L3-Aethora-15B: A Compliant and Creative Llama3-based Model
L3-Aethora-15B, developed by Steelskull, is a 15 billion parameter model built upon the Llama3 architecture. Its core innovation lies in an "abilteration" method designed to adjust model responses, specifically inhibiting refusal and promoting more compliant and facilitative dialogue. This makes it particularly adept at generating user-friendly and cooperative interactions.
Key Capabilities & Training:
- Refusal Inhibition: Engineered to provide compliant and facilitative responses, reducing model refusals.
- Modified DUS Merge: Utilizes a modified Depth Up Scale (DUS) merge with specific adjustments to 'o_proj' and 'down_proj' for enhanced efficiency and reduced perplexity.
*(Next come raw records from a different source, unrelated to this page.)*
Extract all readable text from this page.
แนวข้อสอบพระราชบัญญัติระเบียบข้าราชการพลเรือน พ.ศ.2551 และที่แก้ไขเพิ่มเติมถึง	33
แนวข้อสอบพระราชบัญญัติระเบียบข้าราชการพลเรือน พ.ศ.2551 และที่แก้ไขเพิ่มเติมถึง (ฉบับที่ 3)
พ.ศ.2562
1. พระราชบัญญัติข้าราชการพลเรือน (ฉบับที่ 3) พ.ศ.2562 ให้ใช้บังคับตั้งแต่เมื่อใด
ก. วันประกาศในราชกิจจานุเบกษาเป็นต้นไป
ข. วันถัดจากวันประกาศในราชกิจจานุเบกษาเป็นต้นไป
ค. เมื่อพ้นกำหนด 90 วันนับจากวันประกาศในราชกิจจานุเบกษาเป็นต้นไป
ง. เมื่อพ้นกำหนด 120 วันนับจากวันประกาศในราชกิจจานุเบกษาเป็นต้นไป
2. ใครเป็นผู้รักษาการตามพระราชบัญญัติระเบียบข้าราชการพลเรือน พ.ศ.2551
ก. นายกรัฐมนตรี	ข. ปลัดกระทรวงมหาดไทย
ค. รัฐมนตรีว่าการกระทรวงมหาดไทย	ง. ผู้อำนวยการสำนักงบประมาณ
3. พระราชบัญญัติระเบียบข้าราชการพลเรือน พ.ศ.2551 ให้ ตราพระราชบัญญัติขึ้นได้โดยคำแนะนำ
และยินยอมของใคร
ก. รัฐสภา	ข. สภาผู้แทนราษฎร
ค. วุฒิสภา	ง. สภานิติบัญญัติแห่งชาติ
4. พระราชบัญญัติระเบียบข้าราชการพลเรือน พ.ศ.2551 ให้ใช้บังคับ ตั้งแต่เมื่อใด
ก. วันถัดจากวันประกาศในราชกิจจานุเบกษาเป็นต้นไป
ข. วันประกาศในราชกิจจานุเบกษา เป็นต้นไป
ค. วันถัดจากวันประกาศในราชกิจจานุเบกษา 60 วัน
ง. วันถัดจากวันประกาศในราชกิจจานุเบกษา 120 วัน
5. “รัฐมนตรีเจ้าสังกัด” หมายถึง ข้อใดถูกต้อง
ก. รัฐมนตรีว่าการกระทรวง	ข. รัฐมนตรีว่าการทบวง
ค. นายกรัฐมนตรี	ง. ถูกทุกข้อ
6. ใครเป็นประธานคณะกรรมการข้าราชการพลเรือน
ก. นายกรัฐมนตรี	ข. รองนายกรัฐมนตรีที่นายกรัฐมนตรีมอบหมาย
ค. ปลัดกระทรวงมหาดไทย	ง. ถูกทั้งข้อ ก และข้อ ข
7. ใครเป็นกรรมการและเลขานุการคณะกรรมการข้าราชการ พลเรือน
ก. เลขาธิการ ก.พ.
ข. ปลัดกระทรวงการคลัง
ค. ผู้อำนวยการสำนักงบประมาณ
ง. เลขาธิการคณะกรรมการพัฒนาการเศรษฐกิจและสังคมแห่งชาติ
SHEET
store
- Balanced Training Data: Trained for 4 epochs using Rslora & DORA methods on the Aether-Lite-V1.2 dataset (~82,000 high-quality samples).
- Creative & Intelligent Output: The dataset is designed to strike a 60/40 balance between creativity/"slop" and intelligence, aiming for versatile output.
- Llama3 Prompt Format: Optimized for the Llama3 prompt format.
Dataset Highlights:
The Aether-Lite-V1.2 dataset was carefully filtered, removing phrases like "GPTslop" and "Claudism's," and includes diverse sources such as mrfakename/Pure-Dove-ShareGPT, mrfakename/Capybara-ShareGPT, jondurbin/airoboros-3.2, and various grimulkan datasets focusing on theory of mind, augmented data, and physical reasoning. The dataset underwent deduplication, reducing the initial 85,628 rows to 81,960 high-quality samples.
Good For:
- Applications requiring highly compliant and non-refusal-prone AI interactions.
- Generating creative and engaging dialogue with a balanced approach to intelligence.
- Use cases where a Llama3-based model with specific response conditioning is beneficial.